The cold wind moved the wooden door of the mosque. I was terrified, and I took shelter in the mud. I was thinking that someone wanted to open the door. When the wind howled again and shook it, and those white things lying there did not move, and one of them almost blew the cover off, I was shaken by childish curiosity to see the faces. What is the secret of that strong perfume that comes out of it, which resembles the smell of the Afghan “Abdul Shakoor” shop? Sometimes it resembles some of the smells of my aunt “Ruwaya’s” Mandoos. When I remembered at that moment my aunt “Ruwaya”, who had been an old woman for a long time, that is a signal that smells send. When I once asked her what is this thing wrapped in a baguja, which you put in one side of “Mandoos” and constantly checking on it, I remembered. She said at that moment: “This is my shroud… my perfume and my camphor… this is what I will emerge from this world on the day I die…”!
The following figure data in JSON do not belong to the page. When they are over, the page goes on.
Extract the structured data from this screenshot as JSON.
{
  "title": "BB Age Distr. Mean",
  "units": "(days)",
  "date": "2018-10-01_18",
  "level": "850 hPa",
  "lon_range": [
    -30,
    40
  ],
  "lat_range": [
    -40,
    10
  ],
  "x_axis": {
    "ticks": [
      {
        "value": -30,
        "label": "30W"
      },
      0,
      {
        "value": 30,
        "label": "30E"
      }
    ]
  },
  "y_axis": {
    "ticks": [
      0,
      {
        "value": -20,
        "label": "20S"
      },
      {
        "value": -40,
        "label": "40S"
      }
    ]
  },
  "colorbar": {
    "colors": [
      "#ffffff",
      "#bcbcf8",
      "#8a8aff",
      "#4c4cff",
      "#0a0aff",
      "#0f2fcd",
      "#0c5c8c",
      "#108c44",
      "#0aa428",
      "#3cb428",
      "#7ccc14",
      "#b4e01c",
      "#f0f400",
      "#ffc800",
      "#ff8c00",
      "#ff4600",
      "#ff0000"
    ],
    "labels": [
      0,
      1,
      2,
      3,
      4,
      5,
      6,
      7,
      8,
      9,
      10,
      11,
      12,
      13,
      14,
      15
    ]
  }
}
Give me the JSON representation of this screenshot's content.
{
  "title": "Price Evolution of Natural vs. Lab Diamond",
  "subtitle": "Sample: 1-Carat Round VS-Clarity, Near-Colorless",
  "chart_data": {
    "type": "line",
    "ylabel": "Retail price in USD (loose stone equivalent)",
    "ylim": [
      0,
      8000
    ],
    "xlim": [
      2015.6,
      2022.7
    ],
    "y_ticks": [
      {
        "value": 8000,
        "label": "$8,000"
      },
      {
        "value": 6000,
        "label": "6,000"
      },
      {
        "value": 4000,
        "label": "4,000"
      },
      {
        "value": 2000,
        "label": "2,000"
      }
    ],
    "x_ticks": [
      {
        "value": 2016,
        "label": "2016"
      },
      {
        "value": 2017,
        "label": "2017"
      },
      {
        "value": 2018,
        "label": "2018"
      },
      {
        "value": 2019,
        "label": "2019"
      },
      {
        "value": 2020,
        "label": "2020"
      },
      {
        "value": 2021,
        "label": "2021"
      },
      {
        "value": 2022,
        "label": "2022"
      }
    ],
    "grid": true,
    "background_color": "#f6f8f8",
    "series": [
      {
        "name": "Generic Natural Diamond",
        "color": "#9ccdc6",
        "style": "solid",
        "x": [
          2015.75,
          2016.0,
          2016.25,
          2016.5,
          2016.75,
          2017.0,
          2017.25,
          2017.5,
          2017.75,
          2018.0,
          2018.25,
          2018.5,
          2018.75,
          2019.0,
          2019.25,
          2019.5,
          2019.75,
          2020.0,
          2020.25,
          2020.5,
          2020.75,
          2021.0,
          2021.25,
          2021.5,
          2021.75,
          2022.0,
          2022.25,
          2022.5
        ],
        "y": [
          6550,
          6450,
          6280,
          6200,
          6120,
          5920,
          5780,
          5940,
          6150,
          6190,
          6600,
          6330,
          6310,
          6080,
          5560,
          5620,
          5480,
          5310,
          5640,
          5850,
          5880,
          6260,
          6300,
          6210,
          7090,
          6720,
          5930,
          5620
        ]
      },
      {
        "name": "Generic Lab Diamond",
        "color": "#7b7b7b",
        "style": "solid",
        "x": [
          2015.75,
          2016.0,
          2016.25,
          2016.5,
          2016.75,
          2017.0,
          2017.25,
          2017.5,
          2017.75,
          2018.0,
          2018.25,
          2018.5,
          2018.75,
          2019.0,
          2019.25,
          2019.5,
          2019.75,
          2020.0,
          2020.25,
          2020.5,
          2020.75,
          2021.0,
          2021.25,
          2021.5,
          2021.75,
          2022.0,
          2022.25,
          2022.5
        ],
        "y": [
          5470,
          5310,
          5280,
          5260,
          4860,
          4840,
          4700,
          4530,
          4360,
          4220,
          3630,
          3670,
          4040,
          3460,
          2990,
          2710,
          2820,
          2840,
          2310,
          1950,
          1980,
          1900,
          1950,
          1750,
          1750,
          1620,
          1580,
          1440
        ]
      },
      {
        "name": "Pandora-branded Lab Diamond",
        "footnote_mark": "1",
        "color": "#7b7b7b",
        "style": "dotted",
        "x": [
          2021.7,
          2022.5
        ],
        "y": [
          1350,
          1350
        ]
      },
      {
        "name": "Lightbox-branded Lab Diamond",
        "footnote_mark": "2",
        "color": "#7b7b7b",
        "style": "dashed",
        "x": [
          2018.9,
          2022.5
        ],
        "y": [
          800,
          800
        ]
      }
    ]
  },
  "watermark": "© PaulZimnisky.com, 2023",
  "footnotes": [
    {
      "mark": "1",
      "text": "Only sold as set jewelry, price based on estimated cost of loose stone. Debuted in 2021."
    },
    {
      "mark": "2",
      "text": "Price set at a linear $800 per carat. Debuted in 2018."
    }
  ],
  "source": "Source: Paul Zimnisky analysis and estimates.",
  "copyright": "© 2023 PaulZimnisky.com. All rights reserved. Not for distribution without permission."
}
Are these three dead men, but my aunt “Ruwaya” is still living. Perhaps she gave them her shroud that carries the same smell. Do you see what the face of death looks like? Does it have a different smell than these white covers? Does the dead see others? I approached that cover, which the western wind had almost blown away from his face. I could not untie it, but I slipped the cover from under it. I wanted to see what the face of the dead person looked like. His head was wet or dripping with water that had not been absorbed by the white dress. I uncovered the cover for him. He was opening one eye, and the other was closed lazily. I was alarmed, and I almost covered him again, but something inside was pushing that desire to go away. I touched his cheek. He was soft and cold, and his face was long, and he had a thick beard similar to the beard of porters in the market. Have you ever seen Is this face in the market, or does death change faces when it wants to take them underground? I smelled the scent of death then; Because I felt it entering my body, wanting to rip out my insides, so I was afraid that I would die next to them. I covered my face, and his head hit the ground. I realized that he would follow me because I woke him from death, and I felt like I was going to vomit my intestines, and with a jump I did not think I would have done the likes of, I crossed the wall in two stages and fell. I went outside, vomiting bile that hurt my throat, and I was certain that I was perished, and that I would die now. I got up and ran after putting the end of my kandora in my mouth toward the house. I wanted my mother at that time, and I wanted to know if my aunt “Ruwaya” had died with them. I entered through “Sharja.” Al-Darwaza, and almost touched my head with a wound, I found my mother and her neighbors walking, and my aunt, “Ruwaya,” who was in the middle of them, shouted: “Come on, what’s wrong with you? You say you see a devil!”
I was in the arms of my mother, who felt that her son had been frightened by a genie or some animal of the earth. I was trembling as I looked to my aunt, Roya. For a moment, I thought that all of this was a dream. The bile continued to ooze out residue from the stomach. My aunt sprinkled me with cup-washing water. So she woke up a little, and took out from the end of her bag a bundle that I knew had a smell like fainting. She called it the black seed. She kept inhaling me, until I almost lost consciousness. The neighbors surrounded me with their questions and their prayers that nothing bad had happened. My mother’s panic was different. She brought salt and read. The exorcist, and I was reassured that the silver drum was still hanging around my neck, protecting me from the evil eye, envy, and the ravages of the night and the day. She lay on her leg, and fell asleep, startled from time to time, so that I could hardly hear anything except, “In the name of God be upon you, my son… I protect you with God and His Book from every soul of the nation.” Every animal is important…!
After the afternoon prayer, my father summoned Al-Mutawa to read the Qur’an over my head, and make me “erase” written on a plate with rose water and saffron so that I could drink it, because I was terrified, and when he finished, he took the fawala, and I heard them talking about the bodies of the smugglers in the mosque, and that they had taken refuge in the mountain, and they exchanged fire. With the police, and buried them in the farthest cemetery of “Qasaida.” I did not leave that scene that happened one time in Rabina.